Plus bas, dans la grande salle, une procession continue se faufile dans les allées bordées de stands aux noms prestigieux. La foule est dense mais, devant chaque stand, chaque vigneron est là, tout disposé à entamer le dialogue, et chacun déguste sous l’œil attentif du maître du vignoble. Au Domaine de la Charbonnière, deux jeunes Marseillais s’attardent : « Les gens du salon sont très sympas et accueillants. C’est cool. On apprend beaucoup sur les cépages, la couleur, la vinification. J’ai dégusté de nombreuses cuvées, pour l’instant ce que je préfère, c’est le Châteauneuf 2016 », confesse l’un des deux.

Plus loin, une étiquette intrigue : Domaine L’Or de Line... Y aurait-il des mines aurifères sous les ceps séculaires ? C’est presque la ruée vers l’or, enfin plutôt de Laureline Jacumin : elle vient d’intégrer le bureau des Jeunes agriculteurs de Châteauneuf, et est invitée au conseil d’administration des JA de Vaucluse. « Je reprends l’exploitation de mes parents en juillet prochain, et c’est ma première fois au salon sur lequel je tiens le stand avec ma mère. Je m’installe en EARL, sur 9 hectares bio en appellation, dont 4 hectares en blanc et 5 hectares en rouge, répartis en 15 parcelles et 11 cépages. » Avec cent vignerons, chacun doit choisir les domaines, selon ses goûts, ses envies, sa curiosité, afin de débusquer la cuvée de ses rêves.

Belles découvertes.

Dans l’école du village, les ateliers thématiques ont réservé des belles découvertes : les vieux millésimes des années en 9 (1959, 1979, 1989,1999), les cuvées spéciales et tradition du millésime 2009, accords mets et vins – avec le chef Guy Jullien du restaurant la Beaugravière à Mondragon pour les truffes – animés par Antoine Pétrus, sacré deux fois MOF (Meilleur ouvrier de France) en qualité de meilleur sommelier en 2011 et en catégorie ‘Maître d’Hôtel, service et arts de la table’, en novembre 2018. Une pointure inégalée…

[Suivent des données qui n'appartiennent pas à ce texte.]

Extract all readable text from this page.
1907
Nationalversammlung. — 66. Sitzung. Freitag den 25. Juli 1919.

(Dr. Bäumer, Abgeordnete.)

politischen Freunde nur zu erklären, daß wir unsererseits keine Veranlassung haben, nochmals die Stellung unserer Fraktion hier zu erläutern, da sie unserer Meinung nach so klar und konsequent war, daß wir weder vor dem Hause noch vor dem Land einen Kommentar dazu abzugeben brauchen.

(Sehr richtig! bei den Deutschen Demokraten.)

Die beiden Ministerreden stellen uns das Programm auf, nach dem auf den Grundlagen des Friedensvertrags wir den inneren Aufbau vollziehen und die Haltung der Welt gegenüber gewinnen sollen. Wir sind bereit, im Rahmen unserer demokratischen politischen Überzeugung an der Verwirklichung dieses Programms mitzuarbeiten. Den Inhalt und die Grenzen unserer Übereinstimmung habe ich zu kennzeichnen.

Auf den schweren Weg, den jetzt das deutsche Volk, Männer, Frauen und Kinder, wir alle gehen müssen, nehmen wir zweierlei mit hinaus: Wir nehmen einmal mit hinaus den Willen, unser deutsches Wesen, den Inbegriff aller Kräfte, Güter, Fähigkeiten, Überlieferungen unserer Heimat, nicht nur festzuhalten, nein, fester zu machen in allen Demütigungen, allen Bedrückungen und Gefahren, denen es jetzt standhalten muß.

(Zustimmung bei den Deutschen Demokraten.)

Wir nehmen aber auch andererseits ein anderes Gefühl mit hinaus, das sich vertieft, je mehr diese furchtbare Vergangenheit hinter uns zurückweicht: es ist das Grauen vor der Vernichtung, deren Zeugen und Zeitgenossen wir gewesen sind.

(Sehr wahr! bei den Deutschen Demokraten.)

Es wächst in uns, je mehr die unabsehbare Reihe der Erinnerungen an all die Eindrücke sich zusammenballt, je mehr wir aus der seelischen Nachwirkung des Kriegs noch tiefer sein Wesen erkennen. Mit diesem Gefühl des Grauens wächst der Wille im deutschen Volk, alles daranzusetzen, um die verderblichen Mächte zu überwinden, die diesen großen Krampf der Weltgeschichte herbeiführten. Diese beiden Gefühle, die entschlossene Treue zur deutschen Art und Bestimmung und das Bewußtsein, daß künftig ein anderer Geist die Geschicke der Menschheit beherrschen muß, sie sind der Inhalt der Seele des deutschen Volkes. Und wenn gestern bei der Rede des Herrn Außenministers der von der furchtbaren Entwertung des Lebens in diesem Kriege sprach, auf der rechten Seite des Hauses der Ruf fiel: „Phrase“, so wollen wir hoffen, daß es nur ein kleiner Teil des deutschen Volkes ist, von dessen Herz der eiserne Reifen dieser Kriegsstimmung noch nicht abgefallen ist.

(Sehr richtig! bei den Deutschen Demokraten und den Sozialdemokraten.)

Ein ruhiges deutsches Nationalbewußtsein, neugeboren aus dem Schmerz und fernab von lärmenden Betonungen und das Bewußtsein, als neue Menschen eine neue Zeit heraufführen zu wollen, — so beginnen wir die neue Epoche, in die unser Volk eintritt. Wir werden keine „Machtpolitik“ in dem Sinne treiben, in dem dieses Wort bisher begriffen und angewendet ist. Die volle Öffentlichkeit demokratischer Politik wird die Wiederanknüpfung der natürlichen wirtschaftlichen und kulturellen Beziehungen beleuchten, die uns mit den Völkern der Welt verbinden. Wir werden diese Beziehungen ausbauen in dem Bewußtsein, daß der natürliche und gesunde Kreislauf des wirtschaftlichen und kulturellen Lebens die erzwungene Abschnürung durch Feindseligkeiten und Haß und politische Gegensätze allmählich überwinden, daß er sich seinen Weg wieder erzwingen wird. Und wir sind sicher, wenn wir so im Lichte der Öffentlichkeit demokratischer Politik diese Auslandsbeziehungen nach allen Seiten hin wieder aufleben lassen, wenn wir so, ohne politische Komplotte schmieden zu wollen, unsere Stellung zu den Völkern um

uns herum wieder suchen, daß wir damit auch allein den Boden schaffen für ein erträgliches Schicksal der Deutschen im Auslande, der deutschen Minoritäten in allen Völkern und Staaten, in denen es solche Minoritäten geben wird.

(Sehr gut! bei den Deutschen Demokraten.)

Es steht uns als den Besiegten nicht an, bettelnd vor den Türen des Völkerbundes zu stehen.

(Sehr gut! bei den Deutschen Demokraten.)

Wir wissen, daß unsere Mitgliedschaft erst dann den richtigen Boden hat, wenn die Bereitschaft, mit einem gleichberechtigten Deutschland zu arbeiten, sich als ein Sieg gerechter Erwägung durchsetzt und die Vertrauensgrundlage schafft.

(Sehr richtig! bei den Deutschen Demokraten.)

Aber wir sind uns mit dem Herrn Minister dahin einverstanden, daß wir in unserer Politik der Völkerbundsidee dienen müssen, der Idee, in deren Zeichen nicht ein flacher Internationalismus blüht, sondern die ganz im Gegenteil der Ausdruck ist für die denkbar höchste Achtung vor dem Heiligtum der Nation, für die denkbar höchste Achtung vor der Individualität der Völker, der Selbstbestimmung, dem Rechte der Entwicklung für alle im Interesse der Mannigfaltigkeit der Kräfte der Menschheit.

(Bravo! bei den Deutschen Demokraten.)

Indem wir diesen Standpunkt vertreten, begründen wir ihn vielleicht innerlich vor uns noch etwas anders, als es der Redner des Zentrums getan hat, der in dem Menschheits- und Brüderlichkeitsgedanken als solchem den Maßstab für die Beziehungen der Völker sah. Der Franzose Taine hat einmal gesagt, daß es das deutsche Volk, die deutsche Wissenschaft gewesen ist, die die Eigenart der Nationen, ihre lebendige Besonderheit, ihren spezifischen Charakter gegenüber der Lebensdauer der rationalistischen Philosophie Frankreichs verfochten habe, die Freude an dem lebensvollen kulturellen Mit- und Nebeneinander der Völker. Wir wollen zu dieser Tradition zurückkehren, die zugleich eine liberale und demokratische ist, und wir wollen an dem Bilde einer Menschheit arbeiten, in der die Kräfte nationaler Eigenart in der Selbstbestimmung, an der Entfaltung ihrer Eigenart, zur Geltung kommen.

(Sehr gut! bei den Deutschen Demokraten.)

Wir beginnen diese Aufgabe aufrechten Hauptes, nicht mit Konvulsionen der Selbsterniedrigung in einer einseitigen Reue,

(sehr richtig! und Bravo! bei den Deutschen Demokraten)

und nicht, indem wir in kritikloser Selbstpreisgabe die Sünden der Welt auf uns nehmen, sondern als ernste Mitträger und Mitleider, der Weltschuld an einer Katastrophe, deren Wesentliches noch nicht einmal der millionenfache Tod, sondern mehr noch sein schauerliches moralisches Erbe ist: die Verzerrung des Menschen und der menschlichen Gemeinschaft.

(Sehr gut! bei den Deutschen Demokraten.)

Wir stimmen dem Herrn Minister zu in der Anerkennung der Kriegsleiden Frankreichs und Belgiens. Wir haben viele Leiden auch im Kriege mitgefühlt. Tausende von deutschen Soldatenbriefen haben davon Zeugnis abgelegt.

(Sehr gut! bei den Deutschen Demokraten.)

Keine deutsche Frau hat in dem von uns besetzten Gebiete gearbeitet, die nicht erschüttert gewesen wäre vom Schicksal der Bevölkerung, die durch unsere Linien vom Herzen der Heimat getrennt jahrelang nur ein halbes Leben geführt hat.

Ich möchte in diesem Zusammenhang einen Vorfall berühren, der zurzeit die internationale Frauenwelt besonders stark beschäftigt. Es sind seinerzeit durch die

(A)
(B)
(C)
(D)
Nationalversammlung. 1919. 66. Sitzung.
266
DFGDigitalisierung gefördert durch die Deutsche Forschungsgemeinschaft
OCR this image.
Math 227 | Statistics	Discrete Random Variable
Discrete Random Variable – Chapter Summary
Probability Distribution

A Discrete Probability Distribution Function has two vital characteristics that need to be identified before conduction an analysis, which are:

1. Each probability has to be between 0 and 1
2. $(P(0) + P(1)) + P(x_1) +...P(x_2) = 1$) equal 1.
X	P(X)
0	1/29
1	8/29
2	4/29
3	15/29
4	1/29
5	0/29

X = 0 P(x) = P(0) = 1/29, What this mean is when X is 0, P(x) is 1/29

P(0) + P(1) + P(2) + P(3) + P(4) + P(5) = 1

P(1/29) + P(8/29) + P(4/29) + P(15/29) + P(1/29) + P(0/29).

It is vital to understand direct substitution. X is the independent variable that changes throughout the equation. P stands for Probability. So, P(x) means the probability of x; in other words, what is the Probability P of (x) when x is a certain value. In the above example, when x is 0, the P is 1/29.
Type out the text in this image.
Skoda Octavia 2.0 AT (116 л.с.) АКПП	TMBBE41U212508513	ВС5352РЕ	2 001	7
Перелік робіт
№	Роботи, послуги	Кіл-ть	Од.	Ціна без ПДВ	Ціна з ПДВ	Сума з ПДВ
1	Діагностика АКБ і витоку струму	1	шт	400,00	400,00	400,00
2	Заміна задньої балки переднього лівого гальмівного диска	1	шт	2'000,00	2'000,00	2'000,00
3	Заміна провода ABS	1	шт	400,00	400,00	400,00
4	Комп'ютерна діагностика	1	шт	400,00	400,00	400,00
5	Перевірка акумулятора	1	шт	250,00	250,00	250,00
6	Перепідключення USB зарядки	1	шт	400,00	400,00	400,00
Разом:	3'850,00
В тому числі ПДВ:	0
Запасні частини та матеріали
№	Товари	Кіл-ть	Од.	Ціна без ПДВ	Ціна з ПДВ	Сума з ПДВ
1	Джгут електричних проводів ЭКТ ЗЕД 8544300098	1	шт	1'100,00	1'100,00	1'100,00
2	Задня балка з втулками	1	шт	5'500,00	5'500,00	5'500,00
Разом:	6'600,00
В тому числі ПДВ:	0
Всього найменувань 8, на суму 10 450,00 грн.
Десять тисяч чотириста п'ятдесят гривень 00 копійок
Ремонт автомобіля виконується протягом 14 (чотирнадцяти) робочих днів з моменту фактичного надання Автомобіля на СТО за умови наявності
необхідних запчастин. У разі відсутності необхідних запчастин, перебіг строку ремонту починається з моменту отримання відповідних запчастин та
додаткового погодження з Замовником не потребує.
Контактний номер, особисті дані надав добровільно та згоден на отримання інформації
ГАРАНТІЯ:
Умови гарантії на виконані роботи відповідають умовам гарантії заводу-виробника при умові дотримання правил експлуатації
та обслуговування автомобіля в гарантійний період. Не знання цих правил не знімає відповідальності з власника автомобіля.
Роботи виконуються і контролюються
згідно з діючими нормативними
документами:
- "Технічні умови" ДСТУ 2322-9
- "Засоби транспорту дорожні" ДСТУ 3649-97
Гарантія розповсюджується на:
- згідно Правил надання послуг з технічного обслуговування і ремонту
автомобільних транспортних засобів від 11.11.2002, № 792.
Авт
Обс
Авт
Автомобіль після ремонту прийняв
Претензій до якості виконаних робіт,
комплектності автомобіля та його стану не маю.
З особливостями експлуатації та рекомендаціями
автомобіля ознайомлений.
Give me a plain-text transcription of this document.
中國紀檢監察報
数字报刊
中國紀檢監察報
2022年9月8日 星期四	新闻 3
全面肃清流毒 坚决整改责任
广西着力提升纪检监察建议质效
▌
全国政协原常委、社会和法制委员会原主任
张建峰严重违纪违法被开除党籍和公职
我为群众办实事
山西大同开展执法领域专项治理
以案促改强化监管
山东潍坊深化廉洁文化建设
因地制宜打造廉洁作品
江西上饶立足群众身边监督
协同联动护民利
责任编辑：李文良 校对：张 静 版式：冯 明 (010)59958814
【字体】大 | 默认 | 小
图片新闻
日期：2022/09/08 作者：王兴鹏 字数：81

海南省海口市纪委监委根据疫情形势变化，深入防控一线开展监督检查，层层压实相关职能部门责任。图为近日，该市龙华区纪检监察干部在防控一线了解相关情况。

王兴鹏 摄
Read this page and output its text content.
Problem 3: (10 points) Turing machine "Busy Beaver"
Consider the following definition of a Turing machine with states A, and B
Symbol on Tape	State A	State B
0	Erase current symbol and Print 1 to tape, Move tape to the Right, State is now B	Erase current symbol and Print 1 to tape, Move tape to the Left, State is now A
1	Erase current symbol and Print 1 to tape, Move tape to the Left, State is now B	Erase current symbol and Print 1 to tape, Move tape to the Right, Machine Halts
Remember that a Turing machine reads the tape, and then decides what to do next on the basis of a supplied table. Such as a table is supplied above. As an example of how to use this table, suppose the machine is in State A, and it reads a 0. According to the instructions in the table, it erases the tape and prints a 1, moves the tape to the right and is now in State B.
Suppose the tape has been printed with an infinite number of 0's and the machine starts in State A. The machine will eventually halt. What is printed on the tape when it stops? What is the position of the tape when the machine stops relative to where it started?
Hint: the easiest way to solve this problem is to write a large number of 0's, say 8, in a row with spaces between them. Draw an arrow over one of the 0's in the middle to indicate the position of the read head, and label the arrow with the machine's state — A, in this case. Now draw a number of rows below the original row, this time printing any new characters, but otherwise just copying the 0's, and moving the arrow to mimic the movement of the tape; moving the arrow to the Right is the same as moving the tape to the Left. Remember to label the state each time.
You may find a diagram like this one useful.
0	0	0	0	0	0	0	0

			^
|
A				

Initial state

Naviguant entre les tables, Céline Sabon est aux petits soins pour tous. Pour les vignerons, qui présentent leur cuvée, comme pour les stagiaires, elle a porté sur les fonts baptismaux ces ateliers qui sont, depuis dix ans, l’occasion pour les amateurs, comme pour les professionnels de parfaire leur connaissance, dans le plus grand raffinement, des millésimes de la prestigieuse appellation.